Halaman

12.16.2011

Pembantaian Mesuji, Kasus Yang (sangat) Mungkin Terjadi di Indonesia

Perhatian!
Beberapa gambar di bawah menunjukkan kesadisan. Jika ANDA di bawah 18th atau tidak senang dengan materi SADIS, harap pindah ke bacaan lainnya.

"Uih, coba liat TV One!"
Tiba-tiba teman di sebelahku berteriak sambil bergegas mengganti saluran TiPi ke lokasi yang diharapkan. Tumben dokter gigi temanku ini ingin lekas-lekas melihat TiPi. Selama kukenal, masalah acara TiPi bukan masalah yang perlu tergesa-gesa baginya.

Rupanya ada posting BBM (Black Berry Massager) yang masuk ke hapenya yang berisikan kasus pembunuhan menyangkut masyarakat Bali perantauan. Baru kita dengarkan sebentar inti berita yang sedang berlangsung, kami langsung terkejut. Tiga puluh orang warga di Lampung (yang di dalamnya termasuk warga transmigran Bali) dibantai. Ini pembunuhan masal (lagi) di era reformasi Indonesia. Di antara orang-orang terbantai itu, ada nama-nama Bali yang semakin membuat kami miris.

:salah satu foto yang menjadi bukti pelaporan warga Mesuji

Kekagetan awal itu terjadi beberapa hari yang lalu. Seiring waktu bergulir, pemberitaan tentang pembantaian di Mesuji itu semakin sering diulas di layar kaca. Perseteruan antara warga transmigran yang sudah bermukim lama di sana melawan perusahaan yang ingin mengembangkan lahan sawit. Di antara mereka berdua terdapat aparat yang (katanya) menjadi kaki tangan perusahaan untuk memudahkan penggusuran warga. Salah satu metode penggusuran itu adalah...menghabiskan nyawa para pembangkang.
Cara kuno yang masih efektif, tampaknya, di jaman sekarang ini.

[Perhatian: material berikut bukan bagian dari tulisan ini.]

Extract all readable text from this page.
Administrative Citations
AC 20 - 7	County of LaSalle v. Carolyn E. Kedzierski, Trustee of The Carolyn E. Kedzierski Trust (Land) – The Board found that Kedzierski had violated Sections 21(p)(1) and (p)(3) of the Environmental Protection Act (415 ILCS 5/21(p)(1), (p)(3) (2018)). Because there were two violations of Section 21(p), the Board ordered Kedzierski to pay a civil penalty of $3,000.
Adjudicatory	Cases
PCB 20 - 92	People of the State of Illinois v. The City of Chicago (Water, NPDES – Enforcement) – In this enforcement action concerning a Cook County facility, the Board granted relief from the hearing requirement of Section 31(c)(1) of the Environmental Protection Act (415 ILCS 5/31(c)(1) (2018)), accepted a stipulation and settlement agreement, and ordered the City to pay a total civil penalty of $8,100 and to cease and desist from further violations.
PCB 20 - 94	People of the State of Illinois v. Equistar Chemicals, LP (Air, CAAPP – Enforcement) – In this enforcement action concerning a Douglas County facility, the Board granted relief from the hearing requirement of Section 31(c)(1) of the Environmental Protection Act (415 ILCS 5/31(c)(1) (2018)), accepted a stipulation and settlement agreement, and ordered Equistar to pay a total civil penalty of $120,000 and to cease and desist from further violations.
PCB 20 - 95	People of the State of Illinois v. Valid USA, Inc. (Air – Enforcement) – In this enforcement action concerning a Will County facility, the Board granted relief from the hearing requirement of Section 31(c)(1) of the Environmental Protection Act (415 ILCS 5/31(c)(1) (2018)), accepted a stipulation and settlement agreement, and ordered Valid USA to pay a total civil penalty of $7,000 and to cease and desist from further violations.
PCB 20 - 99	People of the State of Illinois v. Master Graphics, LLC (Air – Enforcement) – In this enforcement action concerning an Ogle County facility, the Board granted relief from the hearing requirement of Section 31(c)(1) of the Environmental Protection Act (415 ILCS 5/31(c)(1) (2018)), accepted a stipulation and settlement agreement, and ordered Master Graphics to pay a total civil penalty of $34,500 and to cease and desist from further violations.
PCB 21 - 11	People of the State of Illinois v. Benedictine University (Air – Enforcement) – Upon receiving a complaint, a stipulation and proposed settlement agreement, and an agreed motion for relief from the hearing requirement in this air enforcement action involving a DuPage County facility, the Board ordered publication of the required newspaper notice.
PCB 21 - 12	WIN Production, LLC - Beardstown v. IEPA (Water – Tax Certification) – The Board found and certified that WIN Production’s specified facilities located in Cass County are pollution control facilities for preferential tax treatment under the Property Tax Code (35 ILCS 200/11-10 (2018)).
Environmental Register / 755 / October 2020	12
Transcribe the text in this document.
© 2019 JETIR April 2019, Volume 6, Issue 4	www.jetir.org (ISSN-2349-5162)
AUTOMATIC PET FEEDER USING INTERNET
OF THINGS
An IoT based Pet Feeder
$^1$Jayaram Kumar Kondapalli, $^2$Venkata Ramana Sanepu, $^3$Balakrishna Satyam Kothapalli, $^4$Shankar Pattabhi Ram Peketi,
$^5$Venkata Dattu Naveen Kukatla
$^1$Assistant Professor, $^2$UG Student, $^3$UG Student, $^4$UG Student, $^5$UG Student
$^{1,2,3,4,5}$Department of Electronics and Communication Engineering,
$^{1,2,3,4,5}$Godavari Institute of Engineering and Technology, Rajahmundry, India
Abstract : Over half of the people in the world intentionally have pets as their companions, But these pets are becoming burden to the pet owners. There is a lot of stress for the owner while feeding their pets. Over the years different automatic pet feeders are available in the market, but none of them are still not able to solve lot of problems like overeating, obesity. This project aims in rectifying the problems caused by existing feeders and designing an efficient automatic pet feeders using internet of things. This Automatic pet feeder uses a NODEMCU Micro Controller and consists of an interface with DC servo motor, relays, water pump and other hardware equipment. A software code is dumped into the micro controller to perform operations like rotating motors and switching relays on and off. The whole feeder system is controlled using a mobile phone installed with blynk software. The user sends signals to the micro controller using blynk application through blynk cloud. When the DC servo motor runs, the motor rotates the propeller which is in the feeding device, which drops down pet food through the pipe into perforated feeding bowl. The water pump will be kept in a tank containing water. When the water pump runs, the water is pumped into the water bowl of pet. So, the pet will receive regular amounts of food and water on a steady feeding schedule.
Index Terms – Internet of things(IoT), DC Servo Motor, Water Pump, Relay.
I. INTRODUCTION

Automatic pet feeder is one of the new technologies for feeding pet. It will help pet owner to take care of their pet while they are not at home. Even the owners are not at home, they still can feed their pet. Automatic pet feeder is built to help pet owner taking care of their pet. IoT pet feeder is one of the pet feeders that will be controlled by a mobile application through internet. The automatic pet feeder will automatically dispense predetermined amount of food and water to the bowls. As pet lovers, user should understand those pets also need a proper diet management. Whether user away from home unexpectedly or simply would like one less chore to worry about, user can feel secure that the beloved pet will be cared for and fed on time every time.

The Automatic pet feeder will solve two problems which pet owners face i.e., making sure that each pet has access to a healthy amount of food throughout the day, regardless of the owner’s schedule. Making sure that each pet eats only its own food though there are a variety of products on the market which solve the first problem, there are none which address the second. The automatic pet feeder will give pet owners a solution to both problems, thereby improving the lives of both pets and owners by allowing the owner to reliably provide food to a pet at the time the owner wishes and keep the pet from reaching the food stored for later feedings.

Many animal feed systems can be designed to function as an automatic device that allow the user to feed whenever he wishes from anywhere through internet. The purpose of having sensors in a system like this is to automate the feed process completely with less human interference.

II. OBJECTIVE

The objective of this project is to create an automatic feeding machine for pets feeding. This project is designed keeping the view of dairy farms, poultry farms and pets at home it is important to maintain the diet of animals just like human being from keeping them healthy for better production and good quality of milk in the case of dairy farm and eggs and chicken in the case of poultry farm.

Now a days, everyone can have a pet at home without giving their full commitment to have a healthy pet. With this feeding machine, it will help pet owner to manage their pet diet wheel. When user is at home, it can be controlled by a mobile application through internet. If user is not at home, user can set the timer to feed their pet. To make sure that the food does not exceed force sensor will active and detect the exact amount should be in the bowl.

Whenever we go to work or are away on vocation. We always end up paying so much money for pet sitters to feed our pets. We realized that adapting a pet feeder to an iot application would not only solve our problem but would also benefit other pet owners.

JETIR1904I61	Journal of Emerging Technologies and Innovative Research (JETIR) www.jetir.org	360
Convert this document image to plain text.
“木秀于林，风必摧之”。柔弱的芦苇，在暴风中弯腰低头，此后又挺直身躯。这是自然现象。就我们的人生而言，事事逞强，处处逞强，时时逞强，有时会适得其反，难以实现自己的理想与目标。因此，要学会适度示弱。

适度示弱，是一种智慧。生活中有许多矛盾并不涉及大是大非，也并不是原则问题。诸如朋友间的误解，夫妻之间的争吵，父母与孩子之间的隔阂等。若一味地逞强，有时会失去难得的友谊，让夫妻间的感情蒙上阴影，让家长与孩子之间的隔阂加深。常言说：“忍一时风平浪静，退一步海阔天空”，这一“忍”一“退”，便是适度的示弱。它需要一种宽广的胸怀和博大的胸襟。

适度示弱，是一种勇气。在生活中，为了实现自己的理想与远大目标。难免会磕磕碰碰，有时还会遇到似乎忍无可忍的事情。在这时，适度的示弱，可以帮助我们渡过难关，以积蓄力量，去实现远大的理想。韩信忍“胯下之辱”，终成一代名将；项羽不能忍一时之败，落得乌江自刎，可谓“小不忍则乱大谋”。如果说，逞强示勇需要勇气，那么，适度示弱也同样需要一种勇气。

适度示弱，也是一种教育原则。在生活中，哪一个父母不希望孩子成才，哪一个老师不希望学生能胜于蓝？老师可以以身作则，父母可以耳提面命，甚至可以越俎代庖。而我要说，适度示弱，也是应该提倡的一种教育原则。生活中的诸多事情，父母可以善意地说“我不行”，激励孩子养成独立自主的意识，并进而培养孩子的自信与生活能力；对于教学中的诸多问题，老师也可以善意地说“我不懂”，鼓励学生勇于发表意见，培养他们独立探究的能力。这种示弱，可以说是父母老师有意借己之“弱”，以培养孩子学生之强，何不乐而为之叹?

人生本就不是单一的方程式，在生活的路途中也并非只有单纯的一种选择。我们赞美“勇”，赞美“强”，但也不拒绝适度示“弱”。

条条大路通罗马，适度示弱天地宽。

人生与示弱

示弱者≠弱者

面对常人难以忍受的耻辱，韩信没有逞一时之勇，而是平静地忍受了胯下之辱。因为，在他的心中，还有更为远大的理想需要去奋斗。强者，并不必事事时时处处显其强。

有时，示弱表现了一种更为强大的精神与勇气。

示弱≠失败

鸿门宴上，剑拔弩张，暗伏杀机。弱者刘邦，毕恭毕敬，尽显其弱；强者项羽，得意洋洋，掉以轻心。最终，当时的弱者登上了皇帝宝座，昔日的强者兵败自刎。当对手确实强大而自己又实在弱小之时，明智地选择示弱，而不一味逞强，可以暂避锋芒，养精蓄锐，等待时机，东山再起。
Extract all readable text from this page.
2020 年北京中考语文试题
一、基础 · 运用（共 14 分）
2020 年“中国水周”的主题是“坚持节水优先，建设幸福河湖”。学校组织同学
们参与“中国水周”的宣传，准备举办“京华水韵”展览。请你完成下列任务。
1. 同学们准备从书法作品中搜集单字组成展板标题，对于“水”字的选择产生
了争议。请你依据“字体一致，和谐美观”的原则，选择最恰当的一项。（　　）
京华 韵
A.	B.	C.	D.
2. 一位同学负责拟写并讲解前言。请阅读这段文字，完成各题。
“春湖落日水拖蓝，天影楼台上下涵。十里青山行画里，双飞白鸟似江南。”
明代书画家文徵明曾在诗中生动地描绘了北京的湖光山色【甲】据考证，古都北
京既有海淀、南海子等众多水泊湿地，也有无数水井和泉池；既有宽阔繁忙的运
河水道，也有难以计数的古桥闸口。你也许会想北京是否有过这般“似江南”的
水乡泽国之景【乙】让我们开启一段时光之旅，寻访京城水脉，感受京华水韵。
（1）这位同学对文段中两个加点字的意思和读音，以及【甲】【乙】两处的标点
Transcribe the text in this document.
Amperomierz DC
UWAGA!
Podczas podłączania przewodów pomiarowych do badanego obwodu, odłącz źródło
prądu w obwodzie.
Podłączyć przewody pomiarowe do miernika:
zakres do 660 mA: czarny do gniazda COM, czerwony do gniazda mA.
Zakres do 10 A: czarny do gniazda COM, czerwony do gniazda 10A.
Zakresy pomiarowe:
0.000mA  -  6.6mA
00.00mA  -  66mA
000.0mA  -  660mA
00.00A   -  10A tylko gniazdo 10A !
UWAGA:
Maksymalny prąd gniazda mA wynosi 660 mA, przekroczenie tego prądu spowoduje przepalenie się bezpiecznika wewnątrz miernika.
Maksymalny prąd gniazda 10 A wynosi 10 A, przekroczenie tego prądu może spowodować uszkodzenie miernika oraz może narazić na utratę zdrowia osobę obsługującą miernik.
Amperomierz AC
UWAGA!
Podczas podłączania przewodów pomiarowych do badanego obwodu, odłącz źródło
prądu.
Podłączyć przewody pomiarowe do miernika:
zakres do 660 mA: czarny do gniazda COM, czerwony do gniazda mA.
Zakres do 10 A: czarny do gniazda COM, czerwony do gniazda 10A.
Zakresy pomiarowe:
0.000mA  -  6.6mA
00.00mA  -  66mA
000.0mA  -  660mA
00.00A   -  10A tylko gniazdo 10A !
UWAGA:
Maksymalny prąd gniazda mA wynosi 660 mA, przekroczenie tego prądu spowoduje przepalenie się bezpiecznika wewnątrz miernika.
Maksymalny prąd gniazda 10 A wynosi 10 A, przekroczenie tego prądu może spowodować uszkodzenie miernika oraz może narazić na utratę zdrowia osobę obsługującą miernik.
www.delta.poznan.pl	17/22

:Salah satu foto bukti pembantaian warga

Beberapa pihak mulai mengamankan lembaganya masing-masing. Kepolisian Indonesia mulai mengeluarkan statement tidak ada anggotanya yang melakukan pembunuhan seperti itu. Kementerian hukum dan ham mulai turun, seperti pahlawan India yang datang di belakangan, dengan janji akan menuntaskan permasalahan ini. Sedangkan dari pihak masyarakat terus merangsek maju, seperti api yang disiram minyak tanah, berkobar untuk menuntut keadilan. Suatu sinetron baru lagi yang masuk dalam kancah kehidupan di Indonesia. Lembaga apa lagi yang hendak "memutus ekor"-nya supaya tidak dikait-kaitkan lagi dengan kasus ini (sebelum melebar)?

Masalah ini menarik. Pertama, dari sisi waktu. Menurut pengakuan warga, masalah pembantaian manusia ini sudah terjadi sejak awal 2011. Berarti itu sudah hampir 1 tahun. Upaya-upaya hukum berupa pelaporan sudah diupayakan selalu, namun tidak kunjung mendapatkan respon yang layak. Kenapa bisa tidak mendapatkan respon yang tidak layak? Padahal ini menyangkut pelaporan penghilangan nyawa orang?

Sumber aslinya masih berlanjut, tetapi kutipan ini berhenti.